Madigan, ComEd face racketeering suit for over $450 million in ratepayer damages

Madigan, ComEd face racketeering suit for over $450 million in ratepayer damages

Six House Democrats have called for the longtime speaker to step down.

Illinois House Speaker Michael Madigan and Commonwealth Edison are accused of racketeering in a civil lawsuit seeking at least $450 million in damages for utility customers.

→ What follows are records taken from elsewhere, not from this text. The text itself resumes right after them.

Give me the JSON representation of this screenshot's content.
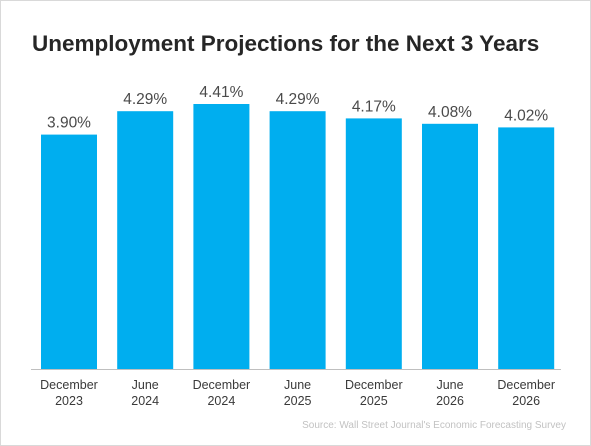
{
  "chart_data": {
    "type": "bar",
    "title": "Unemployment Projections for the Next 3 Years",
    "categories": [
      [
        "December",
        "2023"
      ],
      [
        "June",
        "2024"
      ],
      [
        "December",
        "2024"
      ],
      [
        "June",
        "2025"
      ],
      [
        "December",
        "2025"
      ],
      [
        "June",
        "2026"
      ],
      [
        "December",
        "2026"
      ]
    ],
    "values": [
      3.9,
      4.29,
      4.41,
      4.29,
      4.17,
      4.08,
      4.02
    ],
    "data_labels": [
      "3.90%",
      "4.29%",
      "4.41%",
      "4.29%",
      "4.17%",
      "4.08%",
      "4.02%"
    ],
    "ylim": [
      0,
      4.41
    ],
    "grid": false,
    "legend": "none",
    "bar_color": "#00aeef",
    "source": "Source: Wall Street Journal's Economic Forecasting Survey"
  }
}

The lawsuit filed Aug. 10 stems from the prosecution agreement ComEd signed that outlines $1.3 million in contracts and bribes to Madigan cronies intended to curry his support for legislative benefits worth at least $150 million. That $150 million in “ill-gotten gains” to which ComEd admitted plus at least $300 million in damages allowed under the Racketeer Influenced and Corrupt Organizations Act should be paid to ratepayers, lawyers argue.

The lawsuit also seeks to curb Madigan’s power to legislate utility issues or shape politics.

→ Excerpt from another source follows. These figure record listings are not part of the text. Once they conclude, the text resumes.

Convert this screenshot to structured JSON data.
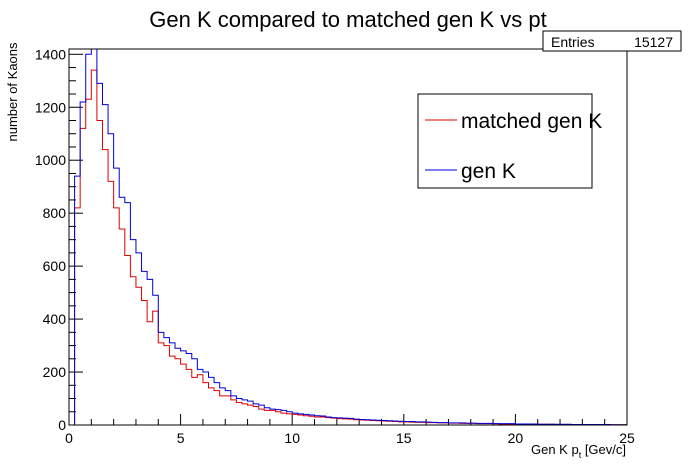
{
  "chart_data": {
    "type": "line",
    "title": "Gen K compared to matched gen K vs pt",
    "xlabel": "Gen K p",
    "xlabel_sub": "t",
    "xlabel_unit": " [Gev/c]",
    "ylabel": "number of Kaons",
    "xlim": [
      0,
      25
    ],
    "ylim": [
      0,
      1420
    ],
    "x_ticks": [
      0,
      5,
      10,
      15,
      20,
      25
    ],
    "y_ticks": [
      0,
      200,
      400,
      600,
      800,
      1000,
      1200,
      1400
    ],
    "grid": false,
    "legend_position": "top-right",
    "stats": {
      "label": "Entries",
      "value": "15127"
    },
    "bin_width": 0.25,
    "x": [
      0.125,
      0.375,
      0.625,
      0.875,
      1.125,
      1.375,
      1.625,
      1.875,
      2.125,
      2.375,
      2.625,
      2.875,
      3.125,
      3.375,
      3.625,
      3.875,
      4.125,
      4.375,
      4.625,
      4.875,
      5.125,
      5.375,
      5.625,
      5.875,
      6.125,
      6.375,
      6.625,
      6.875,
      7.125,
      7.375,
      7.625,
      7.875,
      8.125,
      8.375,
      8.625,
      8.875,
      9.125,
      9.375,
      9.625,
      9.875,
      10.125,
      10.375,
      10.625,
      10.875,
      11.125,
      11.375,
      11.625,
      11.875,
      12.125,
      12.375,
      12.625,
      12.875,
      13.125,
      13.375,
      13.625,
      13.875,
      14.125,
      14.375,
      14.625,
      14.875,
      15.125,
      15.375,
      15.625,
      15.875,
      16.125,
      16.375,
      16.625,
      16.875,
      17.125,
      17.375,
      17.625,
      17.875,
      18.125,
      18.375,
      18.625,
      18.875,
      19.125,
      19.375,
      19.625,
      19.875,
      20.125,
      20.375,
      20.625,
      20.875,
      21.125,
      21.375,
      21.625,
      21.875,
      22.125,
      22.375,
      22.625,
      22.875,
      23.125,
      23.375,
      23.625,
      23.875,
      24.125,
      24.375,
      24.625,
      24.875
    ],
    "series": [
      {
        "name": "matched gen K",
        "color": "#e00000",
        "values": [
          0,
          820,
          1120,
          1230,
          1340,
          1150,
          1040,
          920,
          820,
          740,
          640,
          560,
          520,
          470,
          390,
          430,
          310,
          300,
          260,
          250,
          230,
          210,
          180,
          190,
          160,
          140,
          130,
          110,
          110,
          95,
          85,
          80,
          75,
          70,
          60,
          55,
          55,
          50,
          45,
          42,
          40,
          38,
          35,
          33,
          30,
          30,
          28,
          26,
          24,
          23,
          22,
          20,
          19,
          18,
          17,
          16,
          15,
          14,
          13,
          12,
          12,
          11,
          10,
          10,
          9,
          9,
          8,
          8,
          7,
          7,
          6,
          6,
          6,
          5,
          5,
          5,
          5,
          4,
          4,
          4,
          4,
          4,
          3,
          3,
          3,
          3,
          3,
          2,
          2,
          2,
          2,
          2,
          2,
          2,
          2,
          1,
          1,
          1,
          1,
          1
        ]
      },
      {
        "name": "gen K",
        "color": "#0000d8",
        "values": [
          0,
          940,
          1220,
          1400,
          1420,
          1290,
          1210,
          1100,
          970,
          860,
          840,
          700,
          650,
          580,
          550,
          490,
          350,
          330,
          310,
          290,
          280,
          270,
          250,
          210,
          200,
          180,
          160,
          140,
          130,
          110,
          100,
          95,
          90,
          80,
          75,
          65,
          60,
          58,
          55,
          50,
          45,
          42,
          40,
          38,
          35,
          34,
          30,
          28,
          27,
          26,
          25,
          22,
          21,
          20,
          19,
          18,
          17,
          16,
          15,
          14,
          13,
          13,
          12,
          12,
          11,
          10,
          9,
          9,
          8,
          8,
          8,
          7,
          7,
          6,
          6,
          6,
          5,
          5,
          5,
          5,
          4,
          4,
          4,
          4,
          3,
          3,
          3,
          3,
          3,
          3,
          2,
          2,
          2,
          2,
          2,
          2,
          2,
          1,
          1,
          1
        ]
      }
    ]
  }
}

“We filed our civil RICO case now to protect Illinois ratepayers from further damage by Michael Madigan – in both his capacity as Speaker and as Chair of the Democratic Party of Illinois – and also to get our clients back the damages they have suffered from ComEd’s and Madigan’s bribery scheme,” attorney Stuart Chanen, a former federal prosecutor, told The Center Square.

Attorneys are seeking class-action status in U.S. District Court for the Northern District, Eastern Division. The civil suit is the third since the ComEd prosecution agreement was filed July 17.

“We apologize for the past conduct that did not live up to our values and have made significant improvements to our compliance practices to ensure that nothing like it ever happens again,” ComEd spokesman Paul Elsberg told the Chicago Tribune after an earlier lawsuit was filed. “The improper conduct described in the deferred prosecution agreement, however, does not mean that consumers were harmed by the legislation that was passed in Illinois.”

The prosecution agreement includes ComEd’s promise to cooperate with federal prosecutors and pay a $200 million penalty. It involves regulations in the Illinois House starting in 2011, but Elsberg said reliability is up and rates are down now as a result of state lawmakers’ actions.

Madigan has not been charged with a crime. He has refused to resign from his leadership roles despite calls from nine Democratic state lawmakers and over 50 other Democratic leaders, including two former gubernatorial candidates.

Some of those Democratic lawmakers have pushed for Madigan’s ouster because they fear he will damage efforts to pass their “fair tax” on Nov. 3. That fear is warranted.

Federal corruption probes have targeted or resulted in charges against five of the state lawmakers responsible for pushing the hike in state income taxes. The referendum asks voters to abandon the Illinois Constitution’s flat tax protection and entrust state lawmakers with greater power to decide who is taxed by how much, including taxes on retirees, a marriage penalty and taxes up to 47% higher on the small businesses that create most of Illinois’ jobs.

With Illinois Gov. J.B. Pritzker also facing a federal probe of an attempt to dodge $331,000 in property taxes, voters’ ability to trust state leaders with more power over their taxes may be too low for Pritzker to buy back – even with a $56.5 million persuasion campaign.